From a more restrictive part-national / part US imperial integrated form, it went international (as did the system in other Western countries), seeking to break down national barriers to industry and labour transfer, to the movement of capital and for the rapid creation of international institutions to serve it.

The final phase inaugurated after the collapse of East European communism, has been globalism. In other words, national particularism of any sort progressively became an enemy of internationalist capitalism from 1975 (at the advent of Fraser’s internationalising government in Australia), and hence ‘racism’ was a new threat (sic) to all Western societies, a new dangerous internal enemy in Australia as the communists had been perceived in earlier days.

In 2006, a decade after the Racial Vilification Act 1995 amended the Racial Discrimination Act 1975, the Commonwealth Criminal Code Act was amended. It addressed the matter of violence on matters of race (and political opinion?) and was the obvious accompanying Act to the vilification law.

The new Act says:

Criminal Code Act 1996, 80.2 SEDITION:

(5) A person commits an offence if:

(a) the person urges a group or groups (whether distinguished by race, religion, nationality or political opinion) to use force or violence against another group or other groups (as so distinguished); and

(b) the use of the force or violence would threaten the peace, order and good government of the Commonwealth.



This section could be applied broadly. Although certain “good faith” provisions operate for anyone charged under it (and we may ultimately be pleased they do!) and in a way far wider than the 18c law (Section 18d allows various good faith defences to 18c although few have tried to use them), and a person may set to prove he did only suggest a correction by government of a mistaken policy, meant no offence, intended no violent action and so on, there are still many dark ways to engineer a conviction. Indeed, the mechanisms of prosecution always favour conviction and a charge would not be brought if the aim was not to suppress an unpopular (with the establishment) person or organisation. The definitions are slippery and the combination of a traitor class pursuing a certain type of immigration policy merges the very notion of how “a group or groups” (a ‘political’ group and a ‘racial’ group) may be distinguished and the use of a show trial process would be their way forward.
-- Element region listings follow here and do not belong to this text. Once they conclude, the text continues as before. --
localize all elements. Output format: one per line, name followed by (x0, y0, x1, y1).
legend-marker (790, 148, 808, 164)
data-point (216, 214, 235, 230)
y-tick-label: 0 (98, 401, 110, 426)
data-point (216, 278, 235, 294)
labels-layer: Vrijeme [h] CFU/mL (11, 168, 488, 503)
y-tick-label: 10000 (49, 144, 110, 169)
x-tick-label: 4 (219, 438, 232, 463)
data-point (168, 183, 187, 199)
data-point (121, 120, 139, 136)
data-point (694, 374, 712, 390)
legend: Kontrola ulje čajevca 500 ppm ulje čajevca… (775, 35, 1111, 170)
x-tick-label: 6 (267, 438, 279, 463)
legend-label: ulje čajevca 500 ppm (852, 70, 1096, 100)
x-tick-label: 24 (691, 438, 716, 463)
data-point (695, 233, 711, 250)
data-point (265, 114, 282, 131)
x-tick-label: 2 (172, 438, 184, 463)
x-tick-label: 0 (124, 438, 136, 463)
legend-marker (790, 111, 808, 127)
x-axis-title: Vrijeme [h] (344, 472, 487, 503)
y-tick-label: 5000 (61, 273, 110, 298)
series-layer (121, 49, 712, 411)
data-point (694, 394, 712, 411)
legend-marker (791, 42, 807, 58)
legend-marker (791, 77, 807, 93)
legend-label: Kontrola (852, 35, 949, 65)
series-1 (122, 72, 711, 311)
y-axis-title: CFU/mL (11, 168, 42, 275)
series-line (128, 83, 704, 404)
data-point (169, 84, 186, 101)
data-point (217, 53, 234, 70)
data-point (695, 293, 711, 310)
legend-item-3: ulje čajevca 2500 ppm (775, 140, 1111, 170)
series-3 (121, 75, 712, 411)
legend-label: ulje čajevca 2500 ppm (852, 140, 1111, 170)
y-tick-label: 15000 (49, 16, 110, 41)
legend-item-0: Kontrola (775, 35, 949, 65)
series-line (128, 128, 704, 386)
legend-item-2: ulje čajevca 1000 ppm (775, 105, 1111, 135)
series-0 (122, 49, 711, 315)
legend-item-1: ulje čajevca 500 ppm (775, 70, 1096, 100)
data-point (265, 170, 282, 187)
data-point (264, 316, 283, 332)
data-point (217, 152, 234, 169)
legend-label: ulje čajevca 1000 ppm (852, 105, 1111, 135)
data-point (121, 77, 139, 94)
Let us be frank. Such a law is the ultimate weapon to protect the state power.

It would be brought forward against an organisation which achieved mass status and was present throughout the community and which challenged the globalist state in a way that meant in a crisis situation it could acquire political power perhaps in a non traditional way.

Since Australia is now in the process of recolonisation chiefly by Chinese imperialism with various groups of immigrants used as battering rams against the older European identity, the future use of this law would make ‘sense’. Undoubtedly, it would be suggested that such a breach would be part of a wider seditious enterprise:

80.2 Sedition

Urging the overthrow of the Constitution or Government

(1) A person commits an offence if the person urges another person to overthrow by force or violence:

(a) the Constitution; or

(b) the Government of the Commonwealth, a State or a Territory; or

(c) the lawful authority of the Government of the Commonwealth.


It would be said in any prosecution that the purveyor of racial hatred who had supposedly suggested force and violence was in fact planning the overturn of the government and Constitution of Australia. In that sense, the political criminal would be painted as a diabolical revolutionary.

We are drawn to one harsh conclusion: the sedition laws are a mortal threat to the Australian people, a coiled snake ready to strike!

The organic link between these sedition laws and Australia’s racial vilification legislation has been drawn. Indeed, we might say the sedition laws are the collective father of the race laws. The point is made that the race laws are part of the repressive machinery of state and not simply unreasonable restrictions on freedom of speech.

It is incumbent on all nationalists and other patriotic people to demand an end with these laws and at the coalface of their activism expose them as the last stand of a venal group of empowered individuals – against their own Nationality.”